Investing in a property needs to be well considered both by private individuals and investors. Much deliberation is needed beforehand, a lot of information has to be gathered and decisions have to be made. Would you prefer to have all your ideas and preferences realised in the form of a new development or could you imagine acquiring an existing property or even a property in need of refurbishment?
As properties age, there is a growing need for refurbishment. In the building industry, refurbishment is defined as the restoration and/or modernisation of a building by means of structural and technical measures. The goal is to repair damage and maintain the value of the building fabric.
To ensure that the refurbishment project does not turn into a nightmare, we have compiled some important tips for you below.
The most important advice is not to be blinded by the often seductively low purchase price of the property. Be aware of the unavoidable follow-up costs, which can be enormous!
Of course, you may come across an old, prestigious property whose condition appears quite acceptable at first glance and which would be available for immediate occupation. But unfortunately, looks are all too often deceptive; the flaws are hidden and only reveal themselves little by little.

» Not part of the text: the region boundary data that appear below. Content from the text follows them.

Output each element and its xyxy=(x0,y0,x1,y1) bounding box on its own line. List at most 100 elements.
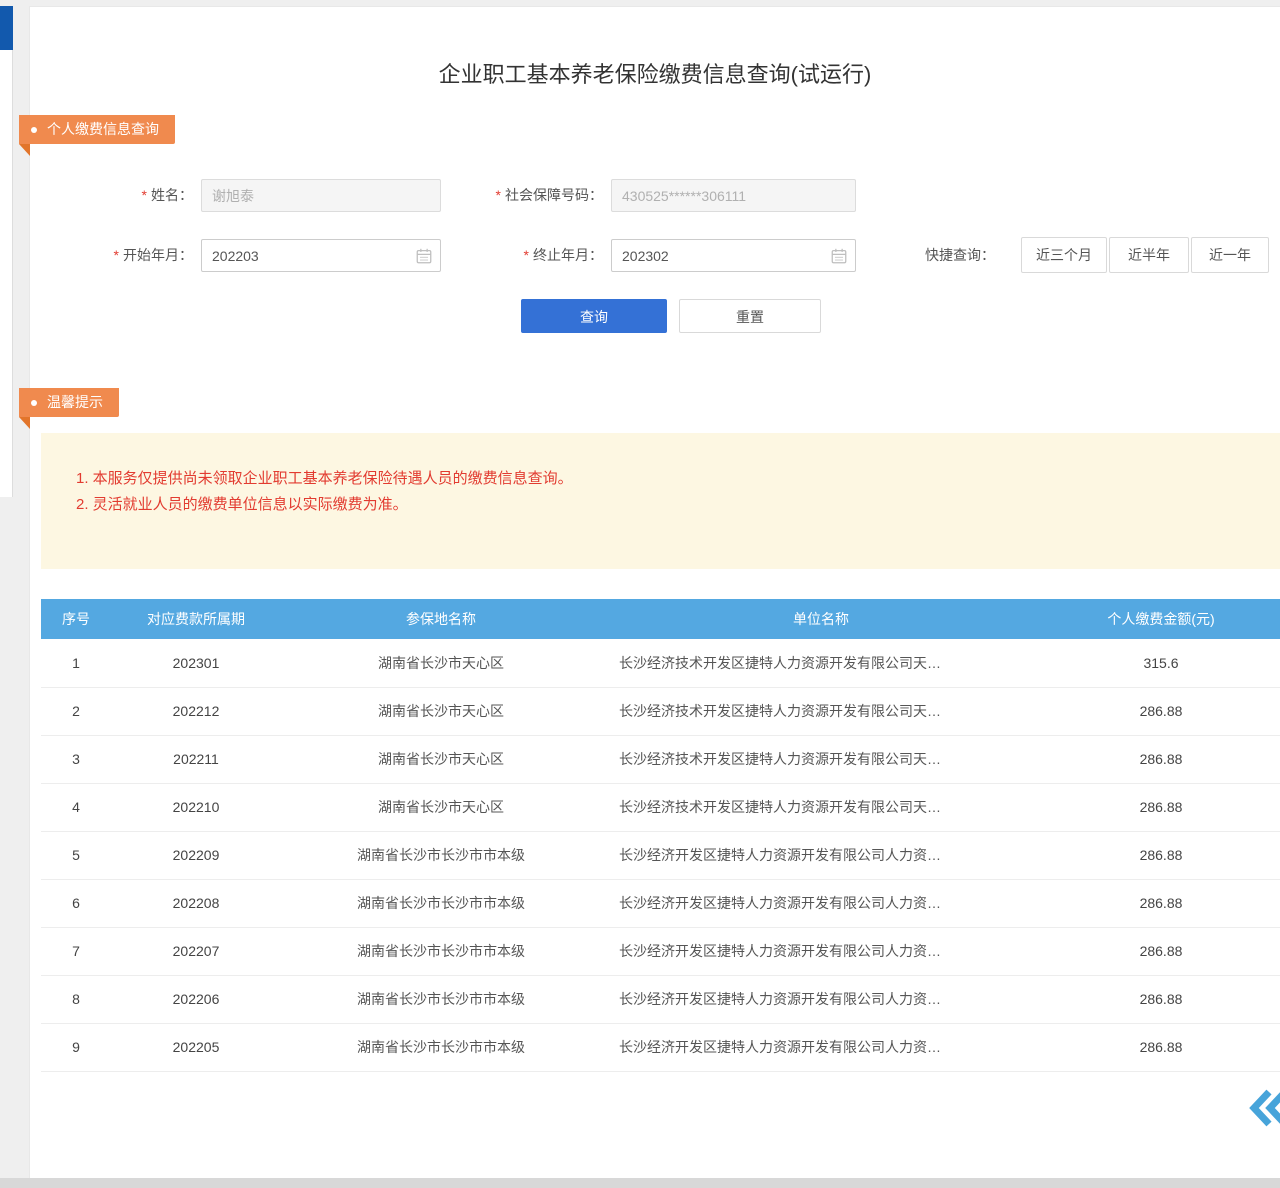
table-cell: 286.88 xyxy=(1041,783,1280,831)
table-row: 5202209湖南省长沙市长沙市市本级长沙经济开发区捷特人力资源开发有限公司人力… xyxy=(41,831,1280,879)
table-cell: 湖南省长沙市长沙市市本级 xyxy=(281,831,601,879)
collapse-double-left-chevron-icon[interactable] xyxy=(1244,1087,1280,1129)
calendar-icon[interactable] xyxy=(415,247,433,265)
ssn-input[interactable] xyxy=(611,179,856,212)
page: { "page": { "title": "企业职工基本养老保险缴费信息查询(试… xyxy=(0,0,1280,1188)
table-cell: 8 xyxy=(41,975,111,1023)
column-header-amount: 个人缴费金额(元) xyxy=(1041,599,1280,639)
table-cell: 202206 xyxy=(111,975,281,1023)
table-cell: 3 xyxy=(41,735,111,783)
table-cell: 202205 xyxy=(111,1023,281,1071)
table-cell: 湖南省长沙市长沙市市本级 xyxy=(281,927,601,975)
column-header-employer: 单位名称 xyxy=(601,599,1041,639)
table-cell: 2 xyxy=(41,687,111,735)
start-date-label: *开始年月： xyxy=(50,239,193,272)
badge-fold-decoration xyxy=(19,417,30,429)
quick-query-last-half-year-button[interactable]: 近半年 xyxy=(1109,237,1189,273)
start-date-input[interactable] xyxy=(201,239,441,272)
table-cell: 202210 xyxy=(111,783,281,831)
table-cell: 湖南省长沙市天心区 xyxy=(281,735,601,783)
reset-button[interactable]: 重置 xyxy=(679,299,821,333)
name-input[interactable] xyxy=(201,179,441,212)
table-cell: 202207 xyxy=(111,927,281,975)
table-cell: 5 xyxy=(41,831,111,879)
quick-query-label: 快捷查询： xyxy=(925,237,1017,273)
table-cell: 4 xyxy=(41,783,111,831)
column-header-insured-place: 参保地名称 xyxy=(281,599,601,639)
left-sidebar-strip xyxy=(0,6,13,497)
tips-line-1: 1. 本服务仅提供尚未领取企业职工基本养老保险待遇人员的缴费信息查询。 xyxy=(76,466,573,492)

To avoid such unpleasant surprises, you should definitely seek the advice of an experienced building surveyor. He has the knowledge and technical equipment to assess the building fabric and foundation.
A major issue that needs to be expertly addressed is damage to the roof, dampness in the masonry and fungal or mould infestation. Have any materials been used in the past that may be hazardous to health?
In what condition are the electricity, water and piping systems throughout the house? How is the house heated and, above all, how old are the heating systems?
According to the Energy Saving Ordinance, all gas and oil heating systems older than thirty years must be replaced with the latest standard. Fireplaces and tiled stoves installed before 1995 must also be renewed.
Furthermore, the surveyor will check the energy status of the house and assess it for you. In older buildings, the new owners often have to undertake extensive work to insulate the building and replace the windows.
Once all these factors have been checked and appraised, a reliable estimate of the refurbishment costs can be made and compared with the available funds.
A decision for or against the purchase of a house can be made quickly once realistic, reliable figures are available.
In addition to the purchase price and refurbishment costs, an estimate of any expected increase in value is also needed. This is of interest to investors and private buyers alike, should a rental or subsequent resale be considered.
Do not forget to check whether the building is protected as a historical monument or whether there are any pending procedures in this regard! Such houses are often particularly attractive, but are also often found in structurally weak areas in which there is stability of value, but no appreciation in value. This could be expected much sooner in attractive conurbations or in emerging locations.
On top of that: Redevelopment measures take time. To bridge the gap until move-in will require substantial additional financial resources to cover rental costs for the existing home or other alternative solutions.
To sum up: The purchase of a property in need of refurbishment is profitable if the refurbishment is cheaper to realise than a new development.
But let's not completely disregard the emotional side of buying a property. Love at first sight also applies to houses. So, if the financial means and enthusiasm are given, why not follow your heart, take on the project and create a dream home for the entire family? This applies especially if you know that you can do some of the work yourself.